Rioux’s offensive game features a lot of dribble-handoffs and setting screens. He said he knows how to pass the ball well and has good timing when deciding when to shoot, but he’s still gaining comfort shooting from further out. He knows that being tall isn’t enough in the NBA; successful careers for players of this stature have been centered around height, strength, mobility, and versatility.

While Dirk Nowitzki ushered in the era of big men who could shoot, he also was a precursor of general managers scouting for bigs who could create offense away from the paint. Giannis Antetokounmpo, at 6-foot-11, led the Milwaukee Bucks to a championship because he can be a primary ballhandler and create for himself and his teammates. Nikola Jokic has melded the roles of center and point guard better than any other player in history and rode that skill to a title.

Bol is still in the league in large part because his guard-like abilities are so tantalizing for an athlete who stands 7-foot-3. The Oklahoma City Thunder traded up to draft 7-foot Aleksej Pokusevki because he was someone who moved fluidly, dribbled and passed well, and could shoot.
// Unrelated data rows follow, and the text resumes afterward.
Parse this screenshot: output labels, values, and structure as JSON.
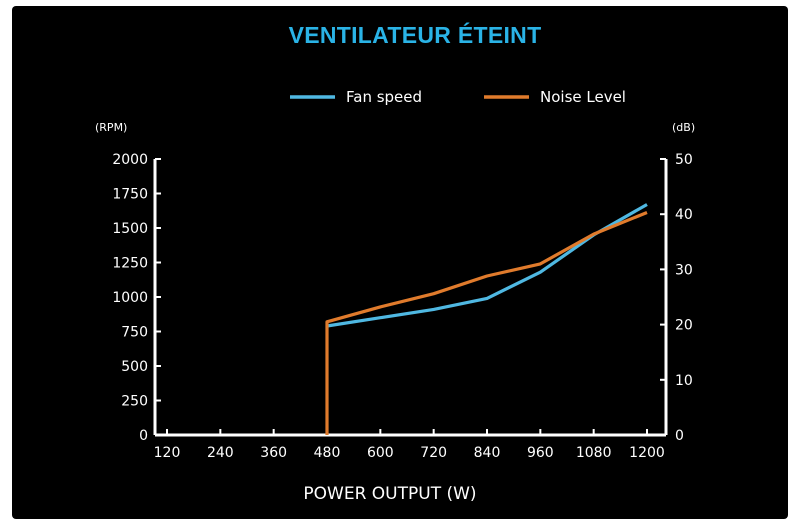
{
  "chart_data": {
    "type": "line",
    "title": "VENTILATEUR ÉTEINT",
    "xlabel": "POWER OUTPUT (W)",
    "ylabel_left": "(RPM)",
    "ylabel_right": "(dB)",
    "x_categories": [
      "120",
      "240",
      "360",
      "480",
      "600",
      "720",
      "840",
      "960",
      "1080",
      "1200"
    ],
    "x_range": [
      120,
      1200
    ],
    "ylim_left": [
      0,
      2000
    ],
    "ylim_right": [
      0,
      50
    ],
    "yticks_left": [
      "0",
      "250",
      "500",
      "750",
      "1000",
      "1250",
      "1500",
      "1750",
      "2000"
    ],
    "yticks_right": [
      "0",
      "10",
      "20",
      "30",
      "40",
      "50"
    ],
    "grid": false,
    "legend_position": "top-right",
    "series": [
      {
        "name": "Fan speed",
        "axis": "left",
        "color": "#4fb8e2",
        "points": [
          [
            480,
            790
          ],
          [
            600,
            850
          ],
          [
            720,
            910
          ],
          [
            840,
            990
          ],
          [
            960,
            1180
          ],
          [
            1080,
            1450
          ],
          [
            1200,
            1670
          ]
        ]
      },
      {
        "name": "Noise Level",
        "axis": "right",
        "color": "#e07b2c",
        "points": [
          [
            480,
            0
          ],
          [
            480,
            20.5
          ],
          [
            600,
            23.2
          ],
          [
            720,
            25.6
          ],
          [
            840,
            28.8
          ],
          [
            960,
            31.0
          ],
          [
            1080,
            36.4
          ],
          [
            1200,
            40.3
          ]
        ]
      }
    ]
  }
}
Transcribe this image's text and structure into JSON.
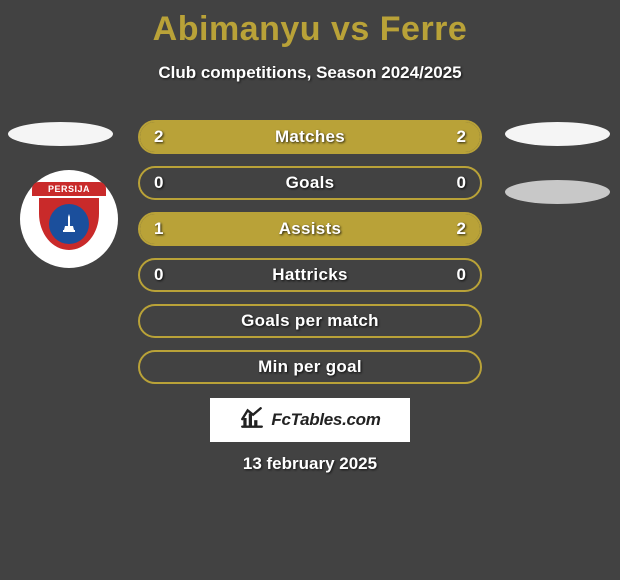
{
  "colors": {
    "background": "#424242",
    "title": "#b9a238",
    "subtitle": "#ffffff",
    "bar_border": "#b9a238",
    "bar_fill": "#b9a238",
    "bar_label": "#ffffff",
    "bar_value": "#ffffff",
    "side_oval_white": "#ffffff",
    "side_oval_gray": "#d0d0d0",
    "crest_red": "#c92a2a",
    "crest_blue": "#1b4f9c",
    "crest_inner_white": "#ffffff",
    "date": "#ffffff"
  },
  "title": {
    "left": "Abimanyu",
    "vs": "vs",
    "right": "Ferre"
  },
  "subtitle": "Club competitions, Season 2024/2025",
  "crest_text": "PERSIJA",
  "bars": [
    {
      "label": "Matches",
      "left": "2",
      "right": "2",
      "left_pct": 50,
      "right_pct": 50
    },
    {
      "label": "Goals",
      "left": "0",
      "right": "0",
      "left_pct": 0,
      "right_pct": 0
    },
    {
      "label": "Assists",
      "left": "1",
      "right": "2",
      "left_pct": 33,
      "right_pct": 67
    },
    {
      "label": "Hattricks",
      "left": "0",
      "right": "0",
      "left_pct": 0,
      "right_pct": 0
    },
    {
      "label": "Goals per match",
      "left": "",
      "right": "",
      "left_pct": 0,
      "right_pct": 0
    },
    {
      "label": "Min per goal",
      "left": "",
      "right": "",
      "left_pct": 0,
      "right_pct": 0
    }
  ],
  "fctables_text": "FcTables.com",
  "date": "13 february 2025"
}
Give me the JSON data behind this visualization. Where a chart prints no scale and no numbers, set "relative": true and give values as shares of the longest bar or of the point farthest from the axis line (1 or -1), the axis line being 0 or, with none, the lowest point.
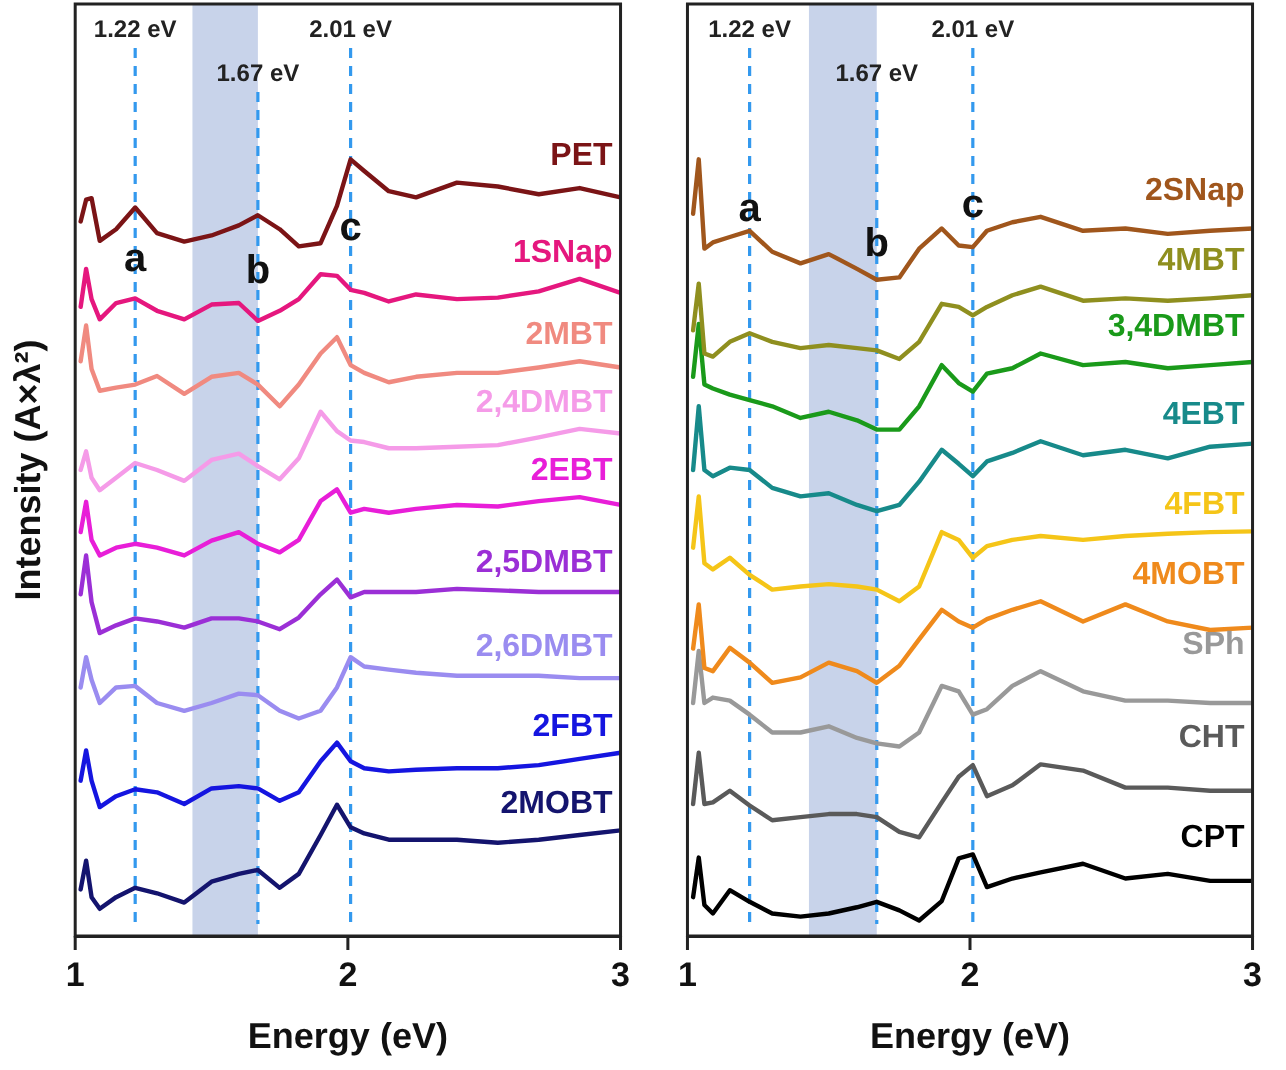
{
  "chart_data": [
    {
      "type": "line",
      "xlabel": "Energy (eV)",
      "ylabel": "Intensity (A×λ²)",
      "relative": true,
      "marker": "none",
      "line_style": "solid",
      "xlim": [
        1,
        3
      ],
      "xticks": [
        1,
        2,
        3
      ],
      "x": [
        1.02,
        1.04,
        1.06,
        1.09,
        1.15,
        1.22,
        1.3,
        1.4,
        1.5,
        1.6,
        1.67,
        1.75,
        1.82,
        1.9,
        1.96,
        2.01,
        2.06,
        2.15,
        2.25,
        2.4,
        2.55,
        2.7,
        2.85,
        3.0
      ],
      "bands": [
        {
          "axis": "x",
          "from": 1.43,
          "to": 1.67,
          "color": "#c8d3ea"
        }
      ],
      "ref_lines": [
        {
          "axis": "x",
          "value": 1.22,
          "label": "1.22 eV",
          "color": "#3399ee",
          "line_style": "dashed"
        },
        {
          "axis": "x",
          "value": 1.67,
          "label": "1.67 eV",
          "color": "#3399ee",
          "line_style": "dashed"
        },
        {
          "axis": "x",
          "value": 2.01,
          "label": "2.01 eV",
          "color": "#3399ee",
          "line_style": "dashed"
        }
      ],
      "annotations": [
        {
          "text": "a",
          "x": 1.22,
          "y": 0.87
        },
        {
          "text": "b",
          "x": 1.67,
          "y": 0.855
        },
        {
          "text": "c",
          "x": 2.01,
          "y": 0.91
        }
      ],
      "series": [
        {
          "name": "PET",
          "color": "#7b1416",
          "values": [
            0.92,
            0.948,
            0.95,
            0.895,
            0.91,
            0.938,
            0.905,
            0.894,
            0.902,
            0.915,
            0.928,
            0.91,
            0.888,
            0.892,
            0.94,
            1.0,
            0.985,
            0.959,
            0.951,
            0.97,
            0.965,
            0.955,
            0.963,
            0.951
          ]
        },
        {
          "name": "1SNap",
          "color": "#e5177e",
          "values": [
            0.81,
            0.859,
            0.82,
            0.794,
            0.815,
            0.821,
            0.805,
            0.794,
            0.813,
            0.815,
            0.792,
            0.805,
            0.82,
            0.852,
            0.85,
            0.832,
            0.828,
            0.817,
            0.826,
            0.82,
            0.822,
            0.83,
            0.846,
            0.828
          ]
        },
        {
          "name": "2MBT",
          "color": "#f08a80",
          "values": [
            0.74,
            0.786,
            0.73,
            0.702,
            0.706,
            0.71,
            0.721,
            0.698,
            0.72,
            0.725,
            0.71,
            0.682,
            0.71,
            0.75,
            0.771,
            0.735,
            0.725,
            0.713,
            0.72,
            0.725,
            0.725,
            0.732,
            0.74,
            0.732
          ]
        },
        {
          "name": "2,4DMBT",
          "color": "#f59be8",
          "values": [
            0.6,
            0.624,
            0.59,
            0.574,
            0.59,
            0.609,
            0.6,
            0.586,
            0.613,
            0.621,
            0.605,
            0.588,
            0.615,
            0.675,
            0.65,
            0.638,
            0.636,
            0.628,
            0.628,
            0.63,
            0.632,
            0.642,
            0.653,
            0.647
          ]
        },
        {
          "name": "2EBT",
          "color": "#e81ed8",
          "values": [
            0.52,
            0.559,
            0.51,
            0.49,
            0.5,
            0.505,
            0.5,
            0.49,
            0.509,
            0.52,
            0.505,
            0.494,
            0.51,
            0.56,
            0.575,
            0.545,
            0.55,
            0.545,
            0.55,
            0.555,
            0.553,
            0.56,
            0.565,
            0.555
          ]
        },
        {
          "name": "2,5DMBT",
          "color": "#9b2fd6",
          "values": [
            0.44,
            0.49,
            0.43,
            0.39,
            0.4,
            0.409,
            0.405,
            0.397,
            0.409,
            0.409,
            0.405,
            0.395,
            0.41,
            0.44,
            0.459,
            0.436,
            0.443,
            0.443,
            0.443,
            0.447,
            0.445,
            0.443,
            0.443,
            0.443
          ]
        },
        {
          "name": "2,6DMBT",
          "color": "#9a8cf0",
          "values": [
            0.32,
            0.359,
            0.33,
            0.3,
            0.32,
            0.322,
            0.3,
            0.29,
            0.3,
            0.312,
            0.31,
            0.29,
            0.28,
            0.29,
            0.32,
            0.359,
            0.347,
            0.343,
            0.339,
            0.335,
            0.335,
            0.335,
            0.332,
            0.332
          ]
        },
        {
          "name": "2FBT",
          "color": "#1515e0",
          "values": [
            0.2,
            0.239,
            0.2,
            0.166,
            0.18,
            0.189,
            0.185,
            0.17,
            0.19,
            0.193,
            0.19,
            0.174,
            0.185,
            0.225,
            0.249,
            0.225,
            0.216,
            0.212,
            0.214,
            0.216,
            0.216,
            0.22,
            0.228,
            0.236
          ]
        },
        {
          "name": "2MOBT",
          "color": "#14146e",
          "values": [
            0.06,
            0.097,
            0.05,
            0.035,
            0.05,
            0.062,
            0.055,
            0.043,
            0.07,
            0.08,
            0.085,
            0.062,
            0.08,
            0.13,
            0.169,
            0.14,
            0.132,
            0.124,
            0.124,
            0.124,
            0.12,
            0.124,
            0.13,
            0.136
          ]
        }
      ]
    },
    {
      "type": "line",
      "xlabel": "Energy (eV)",
      "relative": true,
      "marker": "none",
      "line_style": "solid",
      "xlim": [
        1,
        3
      ],
      "xticks": [
        1,
        2,
        3
      ],
      "x": [
        1.02,
        1.04,
        1.06,
        1.09,
        1.15,
        1.22,
        1.3,
        1.4,
        1.5,
        1.6,
        1.67,
        1.75,
        1.82,
        1.9,
        1.96,
        2.01,
        2.06,
        2.15,
        2.25,
        2.4,
        2.55,
        2.7,
        2.85,
        3.0
      ],
      "bands": [
        {
          "axis": "x",
          "from": 1.43,
          "to": 1.67,
          "color": "#c8d3ea"
        }
      ],
      "ref_lines": [
        {
          "axis": "x",
          "value": 1.22,
          "label": "1.22 eV",
          "color": "#3399ee",
          "line_style": "dashed"
        },
        {
          "axis": "x",
          "value": 1.67,
          "label": "1.67 eV",
          "color": "#3399ee",
          "line_style": "dashed"
        },
        {
          "axis": "x",
          "value": 2.01,
          "label": "2.01 eV",
          "color": "#3399ee",
          "line_style": "dashed"
        }
      ],
      "annotations": [
        {
          "text": "a",
          "x": 1.22,
          "y": 0.935
        },
        {
          "text": "b",
          "x": 1.67,
          "y": 0.89
        },
        {
          "text": "c",
          "x": 2.01,
          "y": 0.94
        }
      ],
      "series": [
        {
          "name": "2SNap",
          "color": "#a0561c",
          "values": [
            0.93,
            1.0,
            0.885,
            0.893,
            0.9,
            0.908,
            0.881,
            0.866,
            0.878,
            0.859,
            0.845,
            0.848,
            0.885,
            0.911,
            0.889,
            0.887,
            0.908,
            0.919,
            0.926,
            0.908,
            0.911,
            0.904,
            0.908,
            0.911
          ]
        },
        {
          "name": "4MBT",
          "color": "#8f8f1f",
          "values": [
            0.78,
            0.84,
            0.75,
            0.746,
            0.765,
            0.776,
            0.765,
            0.757,
            0.761,
            0.757,
            0.754,
            0.743,
            0.765,
            0.814,
            0.81,
            0.799,
            0.81,
            0.825,
            0.836,
            0.818,
            0.821,
            0.818,
            0.821,
            0.825
          ]
        },
        {
          "name": "3,4DMBT",
          "color": "#1a9a1a",
          "values": [
            0.72,
            0.788,
            0.71,
            0.705,
            0.697,
            0.69,
            0.682,
            0.667,
            0.675,
            0.664,
            0.652,
            0.652,
            0.682,
            0.735,
            0.712,
            0.701,
            0.724,
            0.731,
            0.75,
            0.735,
            0.739,
            0.731,
            0.735,
            0.739
          ]
        },
        {
          "name": "4EBT",
          "color": "#178a8a",
          "values": [
            0.6,
            0.682,
            0.6,
            0.592,
            0.603,
            0.6,
            0.577,
            0.566,
            0.57,
            0.555,
            0.547,
            0.555,
            0.585,
            0.626,
            0.608,
            0.592,
            0.611,
            0.622,
            0.637,
            0.619,
            0.626,
            0.615,
            0.63,
            0.634
          ]
        },
        {
          "name": "4FBT",
          "color": "#f5c518",
          "values": [
            0.5,
            0.566,
            0.48,
            0.472,
            0.487,
            0.465,
            0.446,
            0.45,
            0.453,
            0.45,
            0.446,
            0.431,
            0.45,
            0.52,
            0.51,
            0.487,
            0.502,
            0.51,
            0.515,
            0.51,
            0.515,
            0.518,
            0.52,
            0.521
          ]
        },
        {
          "name": "4MOBT",
          "color": "#ef8a1c",
          "values": [
            0.37,
            0.427,
            0.345,
            0.341,
            0.371,
            0.352,
            0.326,
            0.333,
            0.352,
            0.341,
            0.326,
            0.348,
            0.382,
            0.42,
            0.405,
            0.397,
            0.408,
            0.42,
            0.431,
            0.405,
            0.427,
            0.405,
            0.394,
            0.397
          ]
        },
        {
          "name": "SPh",
          "color": "#999999",
          "values": [
            0.3,
            0.367,
            0.3,
            0.307,
            0.303,
            0.285,
            0.262,
            0.262,
            0.27,
            0.255,
            0.248,
            0.244,
            0.262,
            0.322,
            0.315,
            0.285,
            0.292,
            0.322,
            0.341,
            0.315,
            0.303,
            0.303,
            0.3,
            0.3
          ]
        },
        {
          "name": "CHT",
          "color": "#5a5a5a",
          "values": [
            0.17,
            0.236,
            0.17,
            0.172,
            0.187,
            0.168,
            0.149,
            0.153,
            0.157,
            0.157,
            0.153,
            0.134,
            0.127,
            0.172,
            0.205,
            0.22,
            0.18,
            0.194,
            0.221,
            0.213,
            0.191,
            0.191,
            0.187,
            0.187
          ]
        },
        {
          "name": "CPT",
          "color": "#000000",
          "values": [
            0.05,
            0.101,
            0.04,
            0.029,
            0.059,
            0.044,
            0.029,
            0.025,
            0.029,
            0.037,
            0.044,
            0.033,
            0.02,
            0.045,
            0.1,
            0.105,
            0.063,
            0.074,
            0.082,
            0.093,
            0.074,
            0.08,
            0.071,
            0.071
          ]
        }
      ]
    }
  ]
}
Wembanyama can dominate at the rim, but he’s also mobile, can create off the dribble, and is comfortable running plays at the top of the arc beyond setting a screen.

Even when it comes to blocking shots, which Rioux is predictably adept at, he vouches for the importance of being mobile.

“It’s more mobility and length that helps you,” he said. “It’s both.”

In the U-16 FIBA games, he averaged 8.3 points and 10.3 rebounds in 18.8 minutes per game. This summer, at the age of 17, he played for the Canadian U-19 team. He saw limited playing time—three minutes of action in three of the five games he played—but recorded a total of seven rebounds in those three matchups. In the final game, 12 minutes against Japan, he recorded 10 points and five rebounds.

At IMG, he is working on his game while splitting time between the IMG Varsity Blue roster and the program’s national team. Rioux was with the national team during the City of Palms Classic over the weekend before Christmas, getting three minutes of action against Richmond Heights. He’ll keep growing — maybe literally, as his stated height of 7-foot-7.5 in the interview with USA TODAY High School Sports was taller than the various heights listed around different outlets — before heading to Florida, where he committed in early November.

Rioux was attracted to the environment of the campus and people at the university. He’s unsure what he plans to study — with an interest in physics, biology, and art, who’s to say?

“It’s a good environment and people are very nice. I felt like I would fit in that program and the people are very mature,” Rioux said. “I felt like I could get taught a lot of stuff.”